Lockhart Steele is the president and founder of the Curbed Network, which includes the websites Curbed, Eater, Racked, and Gridskipper.

The Judgment

Back in the early aughts, I was in a relationship with a woman who lived on Fourth Place in Carroll Gardens, Brooklyn. The Brooklyn restaurant wave had already come to the nearby neighborhood drag, Smith Street, and we frequented places like Robin Du Bois and Patois and poked our heads into The Grocery from time to time before a front-page Times article about its exalted Zagat ranking in 2003 made the place mostly inaccessible. (A single restaurant's Zagat ranking making A1? It does feel like a time before time.) 

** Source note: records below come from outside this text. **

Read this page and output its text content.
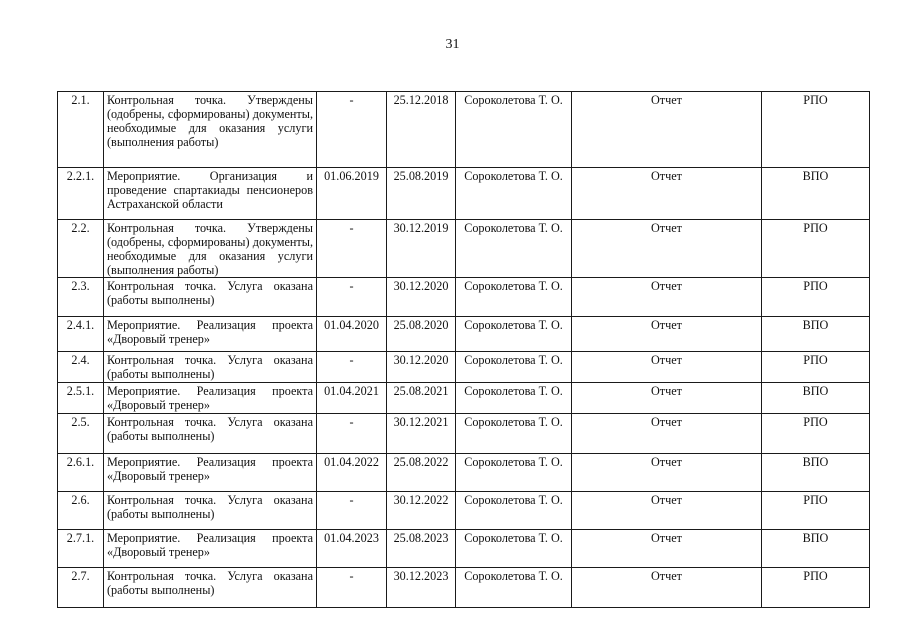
31
2.1.	Контрольная точка. Утверждены (одобрены, сформированы) документы, необходимые для оказания услуги (выполнения работы)	-	25.12.2018	Сороколетова Т. О.	Отчет	РПО
2.2.1.	Мероприятие. Организация и проведение спартакиады пенсионеров Астраханской области	01.06.2019	25.08.2019	Сороколетова Т. О.	Отчет	ВПО
2.2.	Контрольная точка. Утверждены (одобрены, сформированы) документы, необходимые для оказания услуги (выполнения работы)	-	30.12.2019	Сороколетова Т. О.	Отчет	РПО
2.3.	Контрольная точка. Услуга оказана (работы выполнены)	-	30.12.2020	Сороколетова Т. О.	Отчет	РПО
2.4.1.	Мероприятие. Реализация проекта «Дворовый тренер»	01.04.2020	25.08.2020	Сороколетова Т. О.	Отчет	ВПО
2.4.	Контрольная точка. Услуга оказана (работы выполнены)	-	30.12.2020	Сороколетова Т. О.	Отчет	РПО
2.5.1.	Мероприятие. Реализация проекта «Дворовый тренер»	01.04.2021	25.08.2021	Сороколетова Т. О.	Отчет	ВПО
2.5.	Контрольная точка. Услуга оказана (работы выполнены)	-	30.12.2021	Сороколетова Т. О.	Отчет	РПО
2.6.1.	Мероприятие. Реализация проекта «Дворовый тренер»	01.04.2022	25.08.2022	Сороколетова Т. О.	Отчет	ВПО
2.6.	Контрольная точка. Услуга оказана (работы выполнены)	-	30.12.2022	Сороколетова Т. О.	Отчет	РПО
2.7.1.	Мероприятие. Реализация проекта «Дворовый тренер»	01.04.2023	25.08.2023	Сороколетова Т. О.	Отчет	ВПО
2.7.	Контрольная точка. Услуга оказана (работы выполнены)	-	30.12.2023	Сороколетова Т. О.	Отчет	РПО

It was also before I'd co-founded the website Eater, which meant I didn't take intense interest in the plywood that my girlfriend spotted covering what appeared to be a new restaurant-in-the-making around the corner on Court Street. But I was writing my six-month-old blog, Curbed, and in fall 2004, a reader pointed out that the proprietors of the place were blogging their construction progress. As tame as this seems in 2010, it was highly unusual in those halcyon days of blogging, and I thought it was pretty much the greatest thing ever. Curbed's blog post about it led another reader to email:  "Enjoyed the link to the Frankies 457 blog. There's a lot going on in that neighborhood right now… Is Court Street the new Smith Street? May I suggest a name for this little part of Carroll Gardens -- LoCo, as in Lower Court?"

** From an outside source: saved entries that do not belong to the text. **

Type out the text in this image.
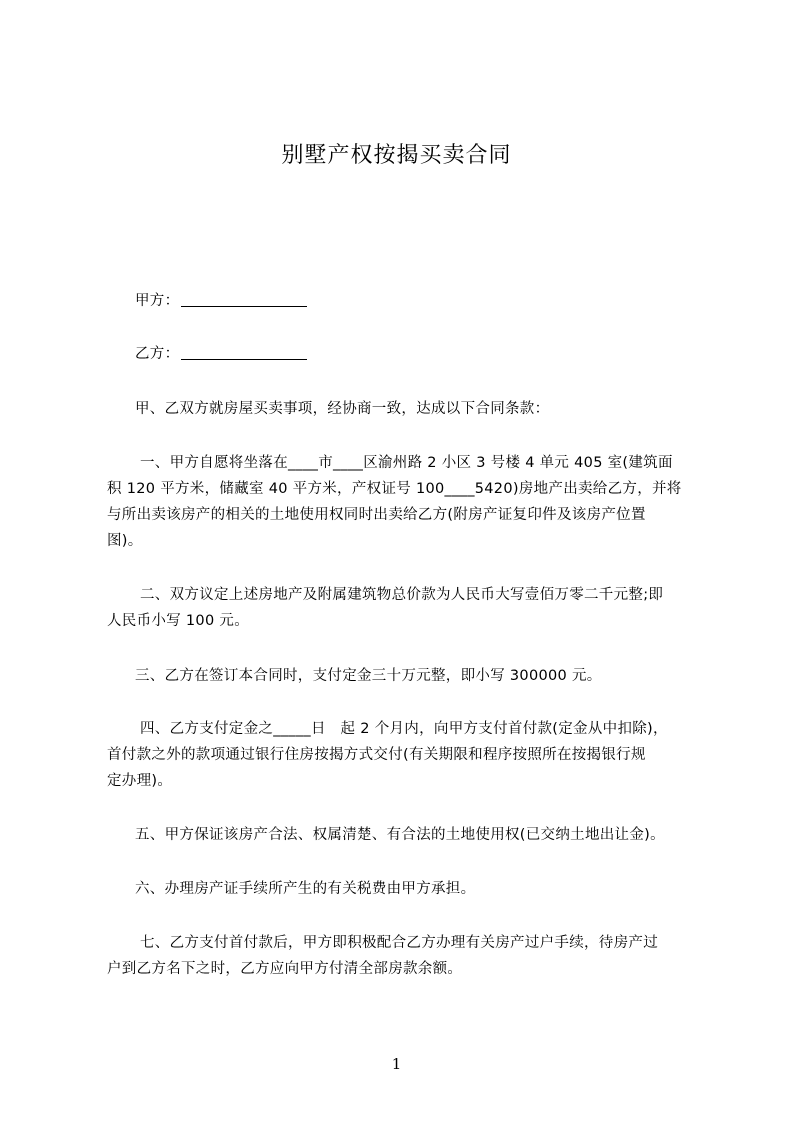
别墅产权按揭买卖合同
甲方：
乙方：
甲、乙双方就房屋买卖事项，经协商一致，达成以下合同条款：
一、甲方自愿将坐落在____市____区渝州路 2 小区 3 号楼 4 单元 405 室(建筑面
积 120 平方米，储藏室 40 平方米，产权证号 100____5420)房地产出卖给乙方，并将
与所出卖该房产的相关的土地使用权同时出卖给乙方(附房产证复印件及该房产位置
图)。
二、双方议定上述房地产及附属建筑物总价款为人民币大写壹佰万零二千元整;即
人民币小写 100 元。
三、乙方在签订本合同时，支付定金三十万元整，即小写 300000 元。
四、乙方支付定金之_____日　起 2 个月内，向甲方支付首付款(定金从中扣除)，
首付款之外的款项通过银行住房按揭方式交付(有关期限和程序按照所在按揭银行规
定办理)。
五、甲方保证该房产合法、权属清楚、有合法的土地使用权(已交纳土地出让金)。
六、办理房产证手续所产生的有关税费由甲方承担。
七、乙方支付首付款后，甲方即积极配合乙方办理有关房产过户手续，待房产过
户到乙方名下之时，乙方应向甲方付清全部房款余额。
1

The neighborhood name didn't catch on, but the restaurant did. The first time I walked into Frankies Spuntino 457, I immediately liked the place. It was hard not to: it had a rustic vibe, but not in that annoying trying-too-hard way; the kitchen was open, and the antipasti on display looked serious. But like those before, and so many after, it only took one dish to win my patronage: the cavatelli with sausage. The dish isn't mentioned in Dana Bowen's $25 and Under review of Frankies Spuntino in the Times from November 2004, which stuns me -- could it possibly not have been on the menu yet? Can one even conceive of Frankies without that small but firm house-made pasta, the near-perfect sausage slices, and a browned sage butter sauce that wraps everything together into something approaching the sublime?

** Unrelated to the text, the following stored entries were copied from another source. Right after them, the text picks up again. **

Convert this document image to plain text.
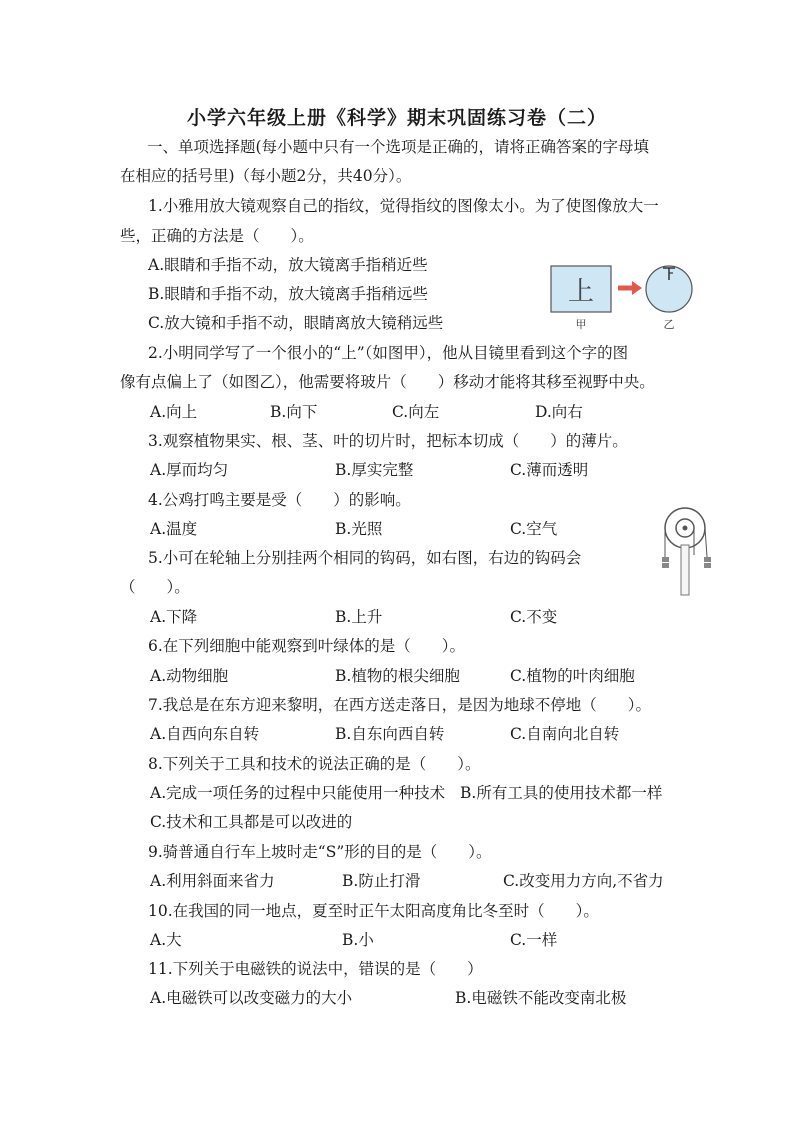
小学六年级上册《科学》期末巩固练习卷（二）
一、单项选择题(每小题中只有一个选项是正确的，请将正确答案的字母填
在相应的括号里)（每小题2分，共40分）。
1.小雅用放大镜观察自己的指纹，觉得指纹的图像太小。为了使图像放大一
些，正确的方法是（　　）。
A.眼睛和手指不动，放大镜离手指稍近些
B.眼睛和手指不动，放大镜离手指稍远些
C.放大镜和手指不动，眼睛离放大镜稍远些
上
甲	乙
2.小明同学写了一个很小的“上”（如图甲），他从目镜里看到这个字的图
像有点偏上了（如图乙），他需要将玻片（　　）移动才能将其移至视野中央。
A.向上	B.向下	C.向左	D.向右
3.观察植物果实、根、茎、叶的切片时，把标本切成（　　）的薄片。
A.厚而均匀	B.厚实完整	C.薄而透明
4.公鸡打鸣主要是受（　　）的影响。
A.温度	B.光照	C.空气
5.小可在轮轴上分别挂两个相同的钩码，如右图，右边的钩码会
（　　）。
A.下降	B.上升	C.不变
6.在下列细胞中能观察到叶绿体的是（　　）。
A.动物细胞	B.植物的根尖细胞	C.植物的叶肉细胞
7.我总是在东方迎来黎明，在西方送走落日，是因为地球不停地（　　）。
A.自西向东自转	B.自东向西自转	C.自南向北自转
8.下列关于工具和技术的说法正确的是（　　）。
A.完成一项任务的过程中只能使用一种技术 B.所有工具的使用技术都一样
C.技术和工具都是可以改进的
9.骑普通自行车上坡时走“S”形的目的是（　　）。
A.利用斜面来省力	B.防止打滑	C.改变用力方向,不省力
10.在我国的同一地点，夏至时正午太阳高度角比冬至时（　　）。
A.大	B.小	C.一样
11.下列关于电磁铁的说法中，错误的是（　　）
A.电磁铁可以改变磁力的大小	B.电磁铁不能改变南北极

Six years later, with the empire having extended next door (Prime Meats), to Manhattan (Frankies 17), and with rumors of outposts as far afield from Brooklyn as Portland, Ore., the Franks -- Frank Falcinelli and Frank Castronovo -- are bona fide restaurant royalty. From that perch comes the inevitable cookbook, which arrived earlier this year: The Frankies' Spuntino Kitchen Companion & Cooking Manual. Similar to last year's Momofuku cookbook, the book is a history in recipes and a history in stories of the Frankies restaurants. Also like the Momofuku cookbook, it's co-authored by Peter Meehan, the former $25 And Under reviewer for the Times and a regular presence on the New York City restaurant scene. (As such, I know Meehan and will always owe him one for telling me I really should check out this new place on First Avenue called Momofuku Noodle Bar. I've also met the Franks at various industry events, but I doubt they'd pick me out of a police lineup, should it ever come to that.) 

The Frankies cookbook is beautiful. It's a smallish hardcover -- a dark blue cover with gold-embossed type that abandons the restaurants' casual rusticity for what feels in the hand more like something from the shelves of a rare-books Ivy League library. Milton this is not, but there's no question that first and foremost, it's a beautiful object. If you're looking for a holiday gift for the food lover in your life, no one would be unhappy to unwrap it. 

* * * 

If the Frankies cookbook is the gilt-edged belle of the cookbook ball, URBAN PANTRY, by Amy Pennington with photographs by Della Chen, is the proud mother standing unassumingly in the back. As much a cookbook as a call to arms for urban home cooks to get it together before the cooking starts, the book bills itself as a "modern, sustainable approach to stocking your small kitchen." 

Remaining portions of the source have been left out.